Overall a pretty well put together doe!


----------



## Emzi00 (May 3, 2013)

Shucks! Sydney got to it before me! :lol:
I'd like to add that her rump could be longer. Her chine is fine, keep in mine that there is naturally a little dip in the spine after the withers. Also that she has good blending throughout.


----------



## Scottyhorse (Feb 11, 2013)

Neener neener neener!


----------



## Scottyhorse (Feb 11, 2013)

Also, the full udder picture just now loaded. In that one, her medial looks fine, but in the last pic, it looks too defined.


----------



## Emzi00 (May 3, 2013)

I have dibs on the next one


----------



## Thecowboysgirl (Aug 28, 2012)

Regarding udder pics. I should have stated when I posted these that the close up of just her rear udder was taken at something like a week fresh, with a twelve hour fill.
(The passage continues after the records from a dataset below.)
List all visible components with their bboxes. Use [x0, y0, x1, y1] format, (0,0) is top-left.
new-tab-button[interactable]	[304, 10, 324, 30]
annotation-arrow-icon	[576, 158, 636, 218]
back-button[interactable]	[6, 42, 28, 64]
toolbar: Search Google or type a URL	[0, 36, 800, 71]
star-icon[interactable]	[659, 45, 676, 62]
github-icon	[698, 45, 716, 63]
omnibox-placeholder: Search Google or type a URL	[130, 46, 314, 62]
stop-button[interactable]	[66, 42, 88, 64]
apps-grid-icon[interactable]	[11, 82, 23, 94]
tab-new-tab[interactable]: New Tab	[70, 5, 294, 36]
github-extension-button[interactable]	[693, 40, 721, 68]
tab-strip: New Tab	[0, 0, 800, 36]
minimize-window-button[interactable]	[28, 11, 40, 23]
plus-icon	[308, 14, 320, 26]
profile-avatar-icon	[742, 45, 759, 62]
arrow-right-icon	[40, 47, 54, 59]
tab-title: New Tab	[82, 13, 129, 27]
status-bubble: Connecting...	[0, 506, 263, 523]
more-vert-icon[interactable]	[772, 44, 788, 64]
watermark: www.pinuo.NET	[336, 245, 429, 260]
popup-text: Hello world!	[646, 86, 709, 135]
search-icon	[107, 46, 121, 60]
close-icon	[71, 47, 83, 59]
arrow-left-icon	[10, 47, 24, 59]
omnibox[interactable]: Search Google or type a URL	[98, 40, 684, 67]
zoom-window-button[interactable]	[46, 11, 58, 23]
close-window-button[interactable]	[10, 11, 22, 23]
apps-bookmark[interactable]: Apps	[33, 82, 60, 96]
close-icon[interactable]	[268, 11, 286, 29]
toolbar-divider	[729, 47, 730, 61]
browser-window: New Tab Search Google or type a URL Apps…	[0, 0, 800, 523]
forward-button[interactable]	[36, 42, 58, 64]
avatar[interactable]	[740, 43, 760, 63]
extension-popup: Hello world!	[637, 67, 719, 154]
The pic of her whole body from the rear, she was like 7 months fresh and I think a 12 hour fill on that one too. If that helps at all.


----------



## enchantedgoats (Jun 2, 2013)

Omg! I love her udder! I like a well defined medial, it shows that her udder is there to stay. I think she is beautiful! Love her markings! The only fault that i found is her toes may point out in the rear, may be a good toe trim would help.


----------



## Thecowboysgirl (Aug 28, 2012)

Thanks for everyone's input...I bought this doe way back and I knew absolutely nothing about goats. She was emaciated, infested with lice, with this shaggy awful coat and I basically bought her because I felt sorry for her and I wanted to get her healthy. When I bred her and saw that udder I got excited, this year I shaved her for the first time because I thought there might be a decent girl under there.
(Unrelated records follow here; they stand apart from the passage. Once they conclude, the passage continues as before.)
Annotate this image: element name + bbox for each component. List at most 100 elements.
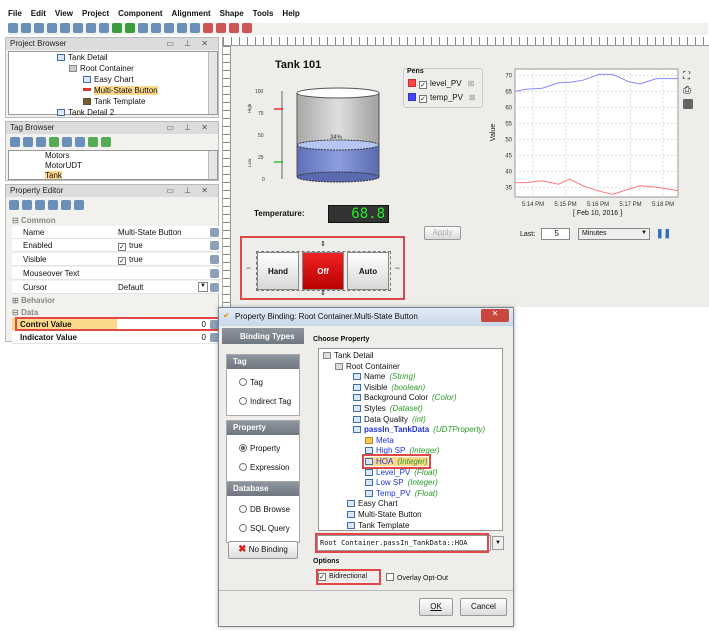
property-row-name[interactable]: Name Multi-State Button [12,226,222,239]
align-top-icon[interactable] [242,23,252,33]
cut-icon[interactable] [60,23,70,33]
section-data[interactable]: ⊟ Data [12,308,38,317]
last-spinner[interactable]: 5 [541,228,570,240]
tree-item[interactable]: Tank [45,171,62,179]
binding-icon[interactable] [210,241,219,250]
unit-dropdown[interactable]: Minutes ▼ [578,228,650,240]
property-tree-item[interactable]: Tank Template [347,521,409,530]
panel-controls-icon[interactable]: ▭ ⊥ ✕ [166,39,212,48]
resize-handle-icon[interactable]: ⇔ [245,265,252,272]
resize-handle-icon[interactable]: ⇕ [320,289,326,297]
radio-db-browse[interactable]: DB Browse [239,505,290,514]
radio-property[interactable]: Property [239,444,280,453]
menu-project[interactable]: Project [82,9,109,18]
add-tag-icon[interactable] [49,137,59,147]
print-icon[interactable]: ⎙ [683,85,691,96]
property-tree-item[interactable]: Temp_PV (Float) [365,489,438,498]
property-tree-item[interactable]: Level_PV (Float) [365,468,437,477]
binding-icon[interactable] [210,283,219,292]
property-row-cursor[interactable]: Cursor Default ▼ [12,281,222,294]
property-tree-item[interactable]: Root Container [335,362,400,371]
zoom-fit-icon[interactable] [190,23,200,33]
hand-button[interactable]: Hand [257,252,299,290]
sort-az-icon[interactable] [22,200,32,210]
remove-pen-icon[interactable]: ⊠ [468,79,475,88]
grid-icon[interactable] [36,137,46,147]
property-row-indicator-value[interactable]: Indicator Value 0 [12,331,222,344]
radio-tag[interactable]: Tag [239,378,263,387]
property-tree-item[interactable]: Tank Detail [323,351,374,360]
filter-icon[interactable] [35,200,45,210]
refresh-icon[interactable] [21,23,31,33]
property-row-mouseover[interactable]: Mouseover Text [12,267,222,280]
align-center-icon[interactable] [216,23,226,33]
lock-icon[interactable] [151,23,161,33]
pen-item[interactable]: ✓ temp_PV ⊠ [408,93,476,103]
menu-shape[interactable]: Shape [220,9,244,18]
radio-indirect-tag[interactable]: Indirect Tag [239,397,291,406]
dropdown-arrow-icon[interactable]: ▼ [198,282,208,292]
edit-tag-icon[interactable] [62,137,72,147]
binding-icon[interactable] [210,255,219,264]
radio-expression[interactable]: Expression [239,463,290,472]
property-tree-item[interactable]: Styles (Dataset) [353,404,423,413]
tree-item[interactable]: Easy Chart [83,75,134,84]
layout-icon[interactable] [138,23,148,33]
export-icon[interactable] [101,137,111,147]
menu-edit[interactable]: Edit [31,9,46,18]
menu-file[interactable]: File [8,9,22,18]
scrollbar[interactable] [208,151,217,179]
expand-icon[interactable] [48,200,58,210]
menu-tools[interactable]: Tools [253,9,274,18]
save-icon[interactable] [683,99,693,109]
binding-icon[interactable] [210,228,219,237]
overlay-opt-out-checkbox[interactable]: Overlay Opt-Out [386,573,448,582]
align-right-icon[interactable] [229,23,239,33]
remove-pen-icon[interactable]: ⊠ [469,93,476,102]
customizer-icon[interactable] [74,200,84,210]
zoom-fit-icon[interactable]: ⛶ [683,71,690,82]
multi-state-button[interactable]: Hand Off Auto ⇔ ⇔ ⇕ ⇕ [240,236,405,300]
save-icon[interactable] [8,23,18,33]
tank-component[interactable]: 100 75 50 25 0 High Low 34% [247,87,387,193]
tree-item[interactable]: Tank Detail [57,53,108,62]
section-behavior[interactable]: ⊞ Behavior [12,296,55,305]
property-tree-item[interactable]: Easy Chart [347,499,398,508]
import-icon[interactable] [88,137,98,147]
panel-controls-icon[interactable]: ▭ ⊥ ✕ [166,123,212,132]
paste-icon[interactable] [86,23,96,33]
checkbox[interactable]: ✓ [118,257,126,265]
property-tree-item[interactable]: Multi-State Button [347,510,422,519]
property-tree-item[interactable]: Data Quality (int) [353,415,426,424]
close-button[interactable]: ✕ [481,309,509,322]
window-icon[interactable] [99,23,109,33]
tree-item[interactable]: Tank Template [83,97,145,106]
menu-view[interactable]: View [55,9,73,18]
cancel-button[interactable]: Cancel [460,598,507,616]
menu-help[interactable]: Help [282,9,299,18]
no-binding-button[interactable]: ✖ No Binding [228,541,298,559]
tree-item[interactable]: Motors [45,151,69,160]
redo-icon[interactable] [47,23,57,33]
resize-handle-icon[interactable]: ⇔ [394,265,401,272]
off-button[interactable]: Off [302,252,344,290]
zoom-out-icon[interactable] [177,23,187,33]
property-tree-item[interactable]: passIn_TankData (UDTProperty) [353,425,485,434]
ok-button[interactable]: OK [419,598,453,616]
panel-controls-icon[interactable]: ▭ ⊥ ✕ [166,186,212,195]
undo-icon[interactable] [34,23,44,33]
menu-component[interactable]: Component [118,9,162,18]
checkbox[interactable]: ✓ [118,243,126,251]
property-tree-item[interactable]: High SP (Integer) [365,446,440,455]
publish-icon[interactable] [125,23,135,33]
zoom-in-icon[interactable] [164,23,174,33]
copy-icon[interactable] [73,23,83,33]
property-tree-item[interactable]: Visible (boolean) [353,383,425,392]
path-dropdown-button[interactable]: ▼ [492,536,504,550]
scrollbar[interactable] [208,52,217,114]
auto-button[interactable]: Auto [347,252,389,290]
tree-item[interactable]: MotorUDT [45,161,82,170]
apply-button[interactable]: Apply [424,226,461,240]
tree-item[interactable]: Root Container [69,64,134,73]
radio-sql-query[interactable]: SQL Query [239,524,290,533]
I think I was right! She's no show stopper I don't think, but she's a pretty nice little goat. Can't tell you how great her teats are for milking, they are so long! And her personality is just to die for, she is the most humble little girl, no drama, no trouble. For a homestead milk goat they don't get much better than her. 
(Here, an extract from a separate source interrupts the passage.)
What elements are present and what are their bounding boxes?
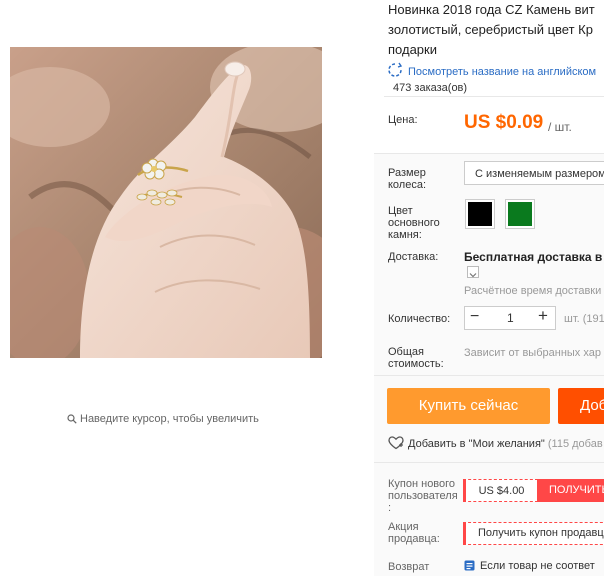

She's getting a little older now & I haven't gotten to keep anything from her yet. I would probably even keep a buck by her if that's all I get this year (that's all I got last year but the sire was not up to par for me to keep his son. This year's sire is)


----------



## WalshKidsGoats (Nov 27, 2012)

She looks a lot like the doe in my profile pic! Same color! 
I really like that udder. Very nice medial, attachments, capacity, teats could be a little more centered and larger but other than that it looks very nice.
Nice levelness and length of body, width, body capacity. I would like to see her shoulder assembly improved on (not so far forward). 
Other than that I think she is a nice doe, especially for one that you just happened to find!


----------



## Hollowdweller (May 5, 2011)

Only thing I see is teats could be more centered and a little larger. Otherwise nice doe.


----------